Velebil doesn’t necessarily steer his clients to the biggest developers for the best deals, which he believes can often be found elsewhere. “Middle-size developers, because of their size, need to succeed in each project,” he explains. “If they don’t make a profit in one project, they may not be able to do the next one.”
And mid-size companies seem to work harder at reaching every buyer.
“They are searching for better locations and creating more attractive concepts architecturally, as well as adding extra amenities,” says Velebil. “This helps them compete with the larger players who are stronger financially.”
But as the Prague real estate market is maturing, so too are developers’ sales techniques. “One large developer conducted an intensive marketing campaign on their ‘luxury specifications,'” says Velebil. “They promoted themselves, made themselves visible in the marketplace and as a result are selling hundreds of units each year.”

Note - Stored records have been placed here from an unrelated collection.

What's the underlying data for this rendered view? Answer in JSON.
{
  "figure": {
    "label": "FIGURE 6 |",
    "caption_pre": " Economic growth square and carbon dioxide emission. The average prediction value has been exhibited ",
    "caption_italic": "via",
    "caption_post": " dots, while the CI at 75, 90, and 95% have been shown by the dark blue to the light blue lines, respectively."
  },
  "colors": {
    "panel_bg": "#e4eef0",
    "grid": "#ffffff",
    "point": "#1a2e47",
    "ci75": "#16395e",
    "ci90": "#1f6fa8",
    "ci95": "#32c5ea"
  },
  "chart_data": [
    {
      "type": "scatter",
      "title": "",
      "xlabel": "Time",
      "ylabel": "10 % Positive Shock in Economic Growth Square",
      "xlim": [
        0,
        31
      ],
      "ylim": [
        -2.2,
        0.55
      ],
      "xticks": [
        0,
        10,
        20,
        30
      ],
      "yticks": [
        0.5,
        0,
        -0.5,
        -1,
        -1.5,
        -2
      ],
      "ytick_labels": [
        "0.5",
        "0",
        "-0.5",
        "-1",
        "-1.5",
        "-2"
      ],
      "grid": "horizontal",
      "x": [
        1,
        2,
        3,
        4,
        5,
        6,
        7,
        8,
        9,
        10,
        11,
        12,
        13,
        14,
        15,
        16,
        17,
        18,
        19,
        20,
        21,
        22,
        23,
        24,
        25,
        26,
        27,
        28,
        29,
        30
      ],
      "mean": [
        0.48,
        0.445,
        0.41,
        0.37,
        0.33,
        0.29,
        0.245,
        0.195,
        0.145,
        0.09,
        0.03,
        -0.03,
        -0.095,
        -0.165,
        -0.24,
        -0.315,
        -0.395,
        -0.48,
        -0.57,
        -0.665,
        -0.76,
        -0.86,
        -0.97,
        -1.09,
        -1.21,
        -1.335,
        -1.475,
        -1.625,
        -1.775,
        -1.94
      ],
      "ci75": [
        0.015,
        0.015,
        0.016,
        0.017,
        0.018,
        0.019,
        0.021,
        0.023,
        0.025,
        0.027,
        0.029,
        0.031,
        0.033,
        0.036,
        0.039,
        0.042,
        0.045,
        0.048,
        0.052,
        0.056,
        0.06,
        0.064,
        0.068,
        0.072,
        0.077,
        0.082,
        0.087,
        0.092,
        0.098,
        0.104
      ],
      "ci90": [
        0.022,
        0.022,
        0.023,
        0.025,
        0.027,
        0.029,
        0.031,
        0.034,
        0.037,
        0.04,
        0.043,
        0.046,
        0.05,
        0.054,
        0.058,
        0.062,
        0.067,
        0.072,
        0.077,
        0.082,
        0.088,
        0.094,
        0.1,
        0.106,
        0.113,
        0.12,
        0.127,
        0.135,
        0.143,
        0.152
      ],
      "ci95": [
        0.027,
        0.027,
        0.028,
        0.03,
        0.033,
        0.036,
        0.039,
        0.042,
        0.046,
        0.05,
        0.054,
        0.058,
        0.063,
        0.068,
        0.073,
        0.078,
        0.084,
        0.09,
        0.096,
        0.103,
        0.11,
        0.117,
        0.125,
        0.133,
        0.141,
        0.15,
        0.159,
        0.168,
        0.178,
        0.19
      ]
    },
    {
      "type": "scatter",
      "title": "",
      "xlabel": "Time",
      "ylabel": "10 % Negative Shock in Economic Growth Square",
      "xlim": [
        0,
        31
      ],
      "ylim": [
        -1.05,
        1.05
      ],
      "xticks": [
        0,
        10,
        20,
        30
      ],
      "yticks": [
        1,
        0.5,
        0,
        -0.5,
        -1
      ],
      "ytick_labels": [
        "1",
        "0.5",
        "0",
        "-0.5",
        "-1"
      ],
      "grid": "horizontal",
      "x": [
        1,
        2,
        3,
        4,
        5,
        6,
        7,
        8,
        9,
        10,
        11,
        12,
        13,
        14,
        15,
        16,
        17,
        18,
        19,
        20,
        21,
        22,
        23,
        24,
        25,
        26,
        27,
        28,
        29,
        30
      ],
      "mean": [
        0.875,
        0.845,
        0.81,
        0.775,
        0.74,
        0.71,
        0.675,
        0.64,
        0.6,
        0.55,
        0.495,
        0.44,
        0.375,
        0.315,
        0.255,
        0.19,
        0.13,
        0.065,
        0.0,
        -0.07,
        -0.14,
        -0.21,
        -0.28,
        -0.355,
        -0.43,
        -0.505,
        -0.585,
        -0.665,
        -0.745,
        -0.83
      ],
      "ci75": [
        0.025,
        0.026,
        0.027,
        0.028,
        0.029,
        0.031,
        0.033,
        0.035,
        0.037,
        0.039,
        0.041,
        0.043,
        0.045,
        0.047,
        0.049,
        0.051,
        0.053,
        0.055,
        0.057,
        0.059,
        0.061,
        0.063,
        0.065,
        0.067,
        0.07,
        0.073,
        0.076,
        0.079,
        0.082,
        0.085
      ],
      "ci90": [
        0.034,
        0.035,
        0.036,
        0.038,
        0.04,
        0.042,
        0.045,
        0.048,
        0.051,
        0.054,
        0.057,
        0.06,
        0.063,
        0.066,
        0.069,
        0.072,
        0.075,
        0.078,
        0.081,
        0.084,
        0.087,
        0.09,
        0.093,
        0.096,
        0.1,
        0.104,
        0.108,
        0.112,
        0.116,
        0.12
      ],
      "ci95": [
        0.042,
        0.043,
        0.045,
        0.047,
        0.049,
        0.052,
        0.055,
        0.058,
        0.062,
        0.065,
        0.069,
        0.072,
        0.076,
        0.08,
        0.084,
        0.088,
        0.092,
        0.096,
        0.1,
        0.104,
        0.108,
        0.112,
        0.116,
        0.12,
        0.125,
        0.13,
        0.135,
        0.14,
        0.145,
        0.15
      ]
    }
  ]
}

Though the bulk of Tide’s clientele is now local, the company still handles transactions for foreigners, mainly those looking for investment properties.

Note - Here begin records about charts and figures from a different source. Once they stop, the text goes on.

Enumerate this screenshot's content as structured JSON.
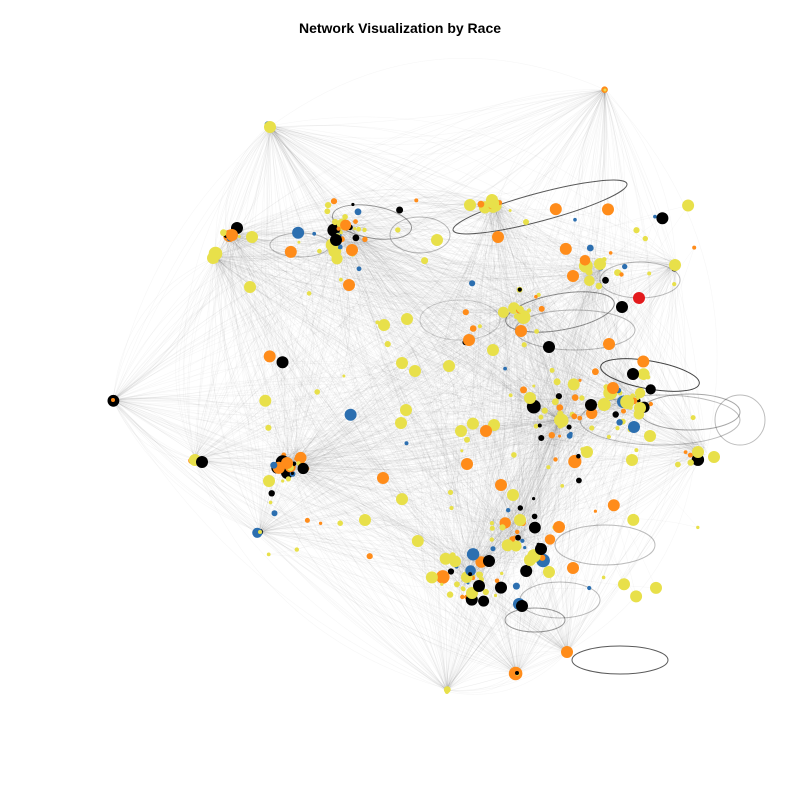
{
  "title": "Network Visualization by Race",
  "colors": {
    "yellow": "#e8e04a",
    "orange": "#ff8c1a",
    "black": "#000000",
    "red": "#e31a1c",
    "blue": "#2c6fb0",
    "edge": "#555555"
  }
}
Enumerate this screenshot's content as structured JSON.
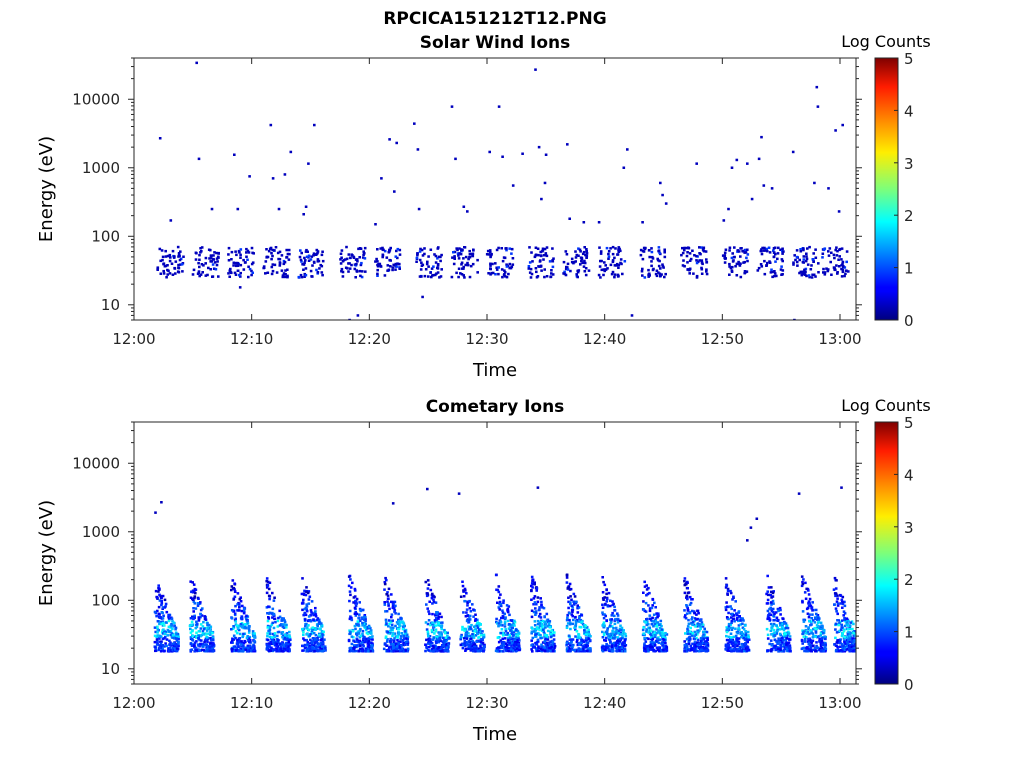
{
  "figure": {
    "title": "RPCICA151212T12.PNG",
    "colorbar_label": "Log Counts",
    "colorbar_ticks": [
      "0",
      "1",
      "2",
      "3",
      "4",
      "5"
    ]
  },
  "chart_data": [
    {
      "type": "heatmap",
      "title": "Solar Wind Ions",
      "xlabel": "Time",
      "ylabel": "Energy (eV)",
      "x_ticks": [
        "12:00",
        "12:10",
        "12:20",
        "12:30",
        "12:40",
        "12:50",
        "13:00"
      ],
      "y_ticks": [
        "10",
        "100",
        "1000",
        "10000"
      ],
      "y_scale": "log",
      "ylim": [
        6,
        40000
      ],
      "xlim": [
        "12:00",
        "13:01"
      ],
      "colorbar": {
        "label": "Log Counts",
        "range": [
          0,
          5
        ],
        "colormap": "jet"
      },
      "clusters_minutes": [
        3,
        6,
        9,
        12,
        15,
        18.5,
        21.5,
        25,
        28,
        31,
        34.5,
        37.5,
        40.5,
        44,
        47.5,
        51,
        54,
        57,
        59.5
      ],
      "typical_log_counts": 0.3,
      "cluster_energy_range_eV": [
        25,
        70
      ],
      "sparse_high_energy_points": [
        {
          "t": 2.2,
          "e": 2700
        },
        {
          "t": 3.1,
          "e": 170
        },
        {
          "t": 5.3,
          "e": 34000
        },
        {
          "t": 5.5,
          "e": 1350
        },
        {
          "t": 6.6,
          "e": 250
        },
        {
          "t": 8.5,
          "e": 1550
        },
        {
          "t": 8.8,
          "e": 250
        },
        {
          "t": 9.8,
          "e": 750
        },
        {
          "t": 11.6,
          "e": 4200
        },
        {
          "t": 11.8,
          "e": 700
        },
        {
          "t": 12.3,
          "e": 250
        },
        {
          "t": 12.8,
          "e": 800
        },
        {
          "t": 13.3,
          "e": 1700
        },
        {
          "t": 15.3,
          "e": 4200
        },
        {
          "t": 14.4,
          "e": 210
        },
        {
          "t": 14.6,
          "e": 270
        },
        {
          "t": 14.8,
          "e": 1150
        },
        {
          "t": 20.5,
          "e": 150
        },
        {
          "t": 21.0,
          "e": 700
        },
        {
          "t": 21.7,
          "e": 2600
        },
        {
          "t": 22.1,
          "e": 450
        },
        {
          "t": 22.3,
          "e": 2300
        },
        {
          "t": 23.8,
          "e": 4400
        },
        {
          "t": 24.1,
          "e": 1850
        },
        {
          "t": 24.2,
          "e": 250
        },
        {
          "t": 27.0,
          "e": 7800
        },
        {
          "t": 27.3,
          "e": 1350
        },
        {
          "t": 28.0,
          "e": 270
        },
        {
          "t": 28.3,
          "e": 230
        },
        {
          "t": 30.2,
          "e": 1700
        },
        {
          "t": 31.0,
          "e": 7800
        },
        {
          "t": 31.3,
          "e": 1450
        },
        {
          "t": 32.2,
          "e": 550
        },
        {
          "t": 33.0,
          "e": 1600
        },
        {
          "t": 34.1,
          "e": 27000
        },
        {
          "t": 34.4,
          "e": 2000
        },
        {
          "t": 34.6,
          "e": 350
        },
        {
          "t": 34.9,
          "e": 600
        },
        {
          "t": 35.0,
          "e": 1550
        },
        {
          "t": 36.8,
          "e": 2200
        },
        {
          "t": 37.0,
          "e": 180
        },
        {
          "t": 38.2,
          "e": 160
        },
        {
          "t": 39.5,
          "e": 160
        },
        {
          "t": 41.6,
          "e": 1000
        },
        {
          "t": 41.9,
          "e": 1850
        },
        {
          "t": 43.2,
          "e": 160
        },
        {
          "t": 44.7,
          "e": 600
        },
        {
          "t": 44.9,
          "e": 400
        },
        {
          "t": 45.2,
          "e": 300
        },
        {
          "t": 47.8,
          "e": 1150
        },
        {
          "t": 50.1,
          "e": 170
        },
        {
          "t": 50.5,
          "e": 250
        },
        {
          "t": 50.8,
          "e": 1000
        },
        {
          "t": 51.2,
          "e": 1300
        },
        {
          "t": 52.1,
          "e": 1150
        },
        {
          "t": 52.5,
          "e": 350
        },
        {
          "t": 53.1,
          "e": 1350
        },
        {
          "t": 53.3,
          "e": 2800
        },
        {
          "t": 53.5,
          "e": 550
        },
        {
          "t": 54.2,
          "e": 500
        },
        {
          "t": 56.0,
          "e": 1700
        },
        {
          "t": 57.8,
          "e": 600
        },
        {
          "t": 58.0,
          "e": 15000
        },
        {
          "t": 58.1,
          "e": 7800
        },
        {
          "t": 59.0,
          "e": 500
        },
        {
          "t": 59.6,
          "e": 3500
        },
        {
          "t": 59.9,
          "e": 230
        },
        {
          "t": 60.2,
          "e": 4200
        },
        {
          "t": 18.3,
          "e": 6
        },
        {
          "t": 19.0,
          "e": 7
        },
        {
          "t": 24.5,
          "e": 13
        },
        {
          "t": 42.3,
          "e": 7
        },
        {
          "t": 56.1,
          "e": 6
        },
        {
          "t": 9.0,
          "e": 18
        }
      ]
    },
    {
      "type": "heatmap",
      "title": "Cometary Ions",
      "xlabel": "Time",
      "ylabel": "Energy (eV)",
      "x_ticks": [
        "12:00",
        "12:10",
        "12:20",
        "12:30",
        "12:40",
        "12:50",
        "13:00"
      ],
      "y_ticks": [
        "10",
        "100",
        "1000",
        "10000"
      ],
      "y_scale": "log",
      "ylim": [
        6,
        40000
      ],
      "xlim": [
        "12:00",
        "13:01"
      ],
      "colorbar": {
        "label": "Log Counts",
        "range": [
          0,
          5
        ],
        "colormap": "jet"
      },
      "clusters_minutes": [
        2.5,
        5.5,
        9,
        12,
        15,
        19,
        22,
        25.5,
        28.5,
        31.5,
        34.5,
        37.5,
        40.5,
        44,
        47.5,
        51,
        54.5,
        57.5,
        60.2
      ],
      "cluster_energy_range_eV": [
        18,
        250
      ],
      "peak_log_counts": 2.0,
      "sparse_high_energy_points": [
        {
          "t": 1.8,
          "e": 1900
        },
        {
          "t": 2.3,
          "e": 2700
        },
        {
          "t": 22.0,
          "e": 2600
        },
        {
          "t": 24.9,
          "e": 4200
        },
        {
          "t": 27.6,
          "e": 3600
        },
        {
          "t": 34.3,
          "e": 4400
        },
        {
          "t": 52.1,
          "e": 750
        },
        {
          "t": 52.4,
          "e": 1150
        },
        {
          "t": 52.9,
          "e": 1550
        },
        {
          "t": 56.5,
          "e": 3600
        },
        {
          "t": 60.1,
          "e": 4400
        }
      ]
    }
  ]
}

“Property investors from abroad are searching for advice,” notes Velebil. “The main issue is what their invested money will achieve in terms of potential yield and future growth.”
Often, the investors are not individuals; they are companies, or groups of people who pool their money to buy investments abroad. Tide Reality sees two main groups: those who buy 10–12 flats in a new project, and those who buy existing properties, usually near the center, that are currently generating income and have the potential to grow.

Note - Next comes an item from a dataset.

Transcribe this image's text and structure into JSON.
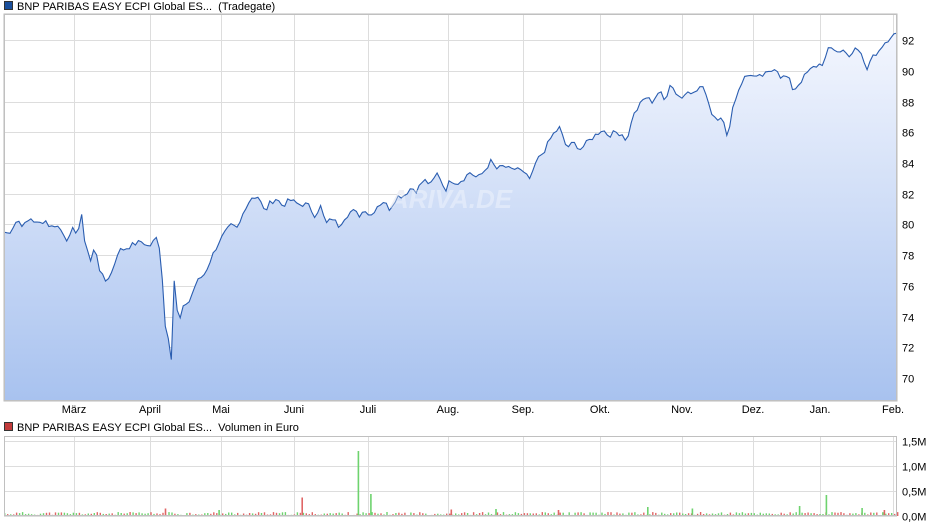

“Because our base is residential, we have quality records on how the rental market has developed over the last 14 years,” Velebil says. “We can provide potential investors with information on what to buy, tell them if the price is competitive in the marketplace, and what potential yield they can expect.”
Velebil sees Tide Reality’s future growth coming in two areas: new sales and online.
“We own the domain names www.novebyty.cz and www.pragueproperty.com,” he says. “These will become our selling tools. People will find in one place an offer for new flats and single family homes, as well as advice on how to finance the purchase.”
Currently under construction, the Web sites will eventually show a selection of flats being built or recently completed, and connect potential clients with both a sales agent and mortgage broker. Over time, Velebil believes, Czechs will get in the investment property game as well.
“Czechs are property investors,” he believes. “Nearly everyone who is buying a flat looks at the purchase as the biggest and most important family investment.”
Certainly the market potential is there; barely two percent of Czechs have mortgages, compared to between 40 and 50 percent of people residing in West European countries. And Velebil feels his firm is poised to take advantage of its knowledge of both local and foreign clientele.
“Currently, Czechs make up 60 percent of our clientele, and foreigners 40 percent,” he says. “However, we have long experience in working with expats and foreigners, and we understand the expectations and needs of those clients.”
Of Tide Reality’s 10 employees, five are partners. Velebil says the company’s accomplishments and growth can be credited to a strong team effort by those people.
“The five partners who own and work for the company are the main reason for its long-term success,” Velebil believes. “When we meet to discuss new properties or business plans, the discussion comes from five independent, professional and passionate people.”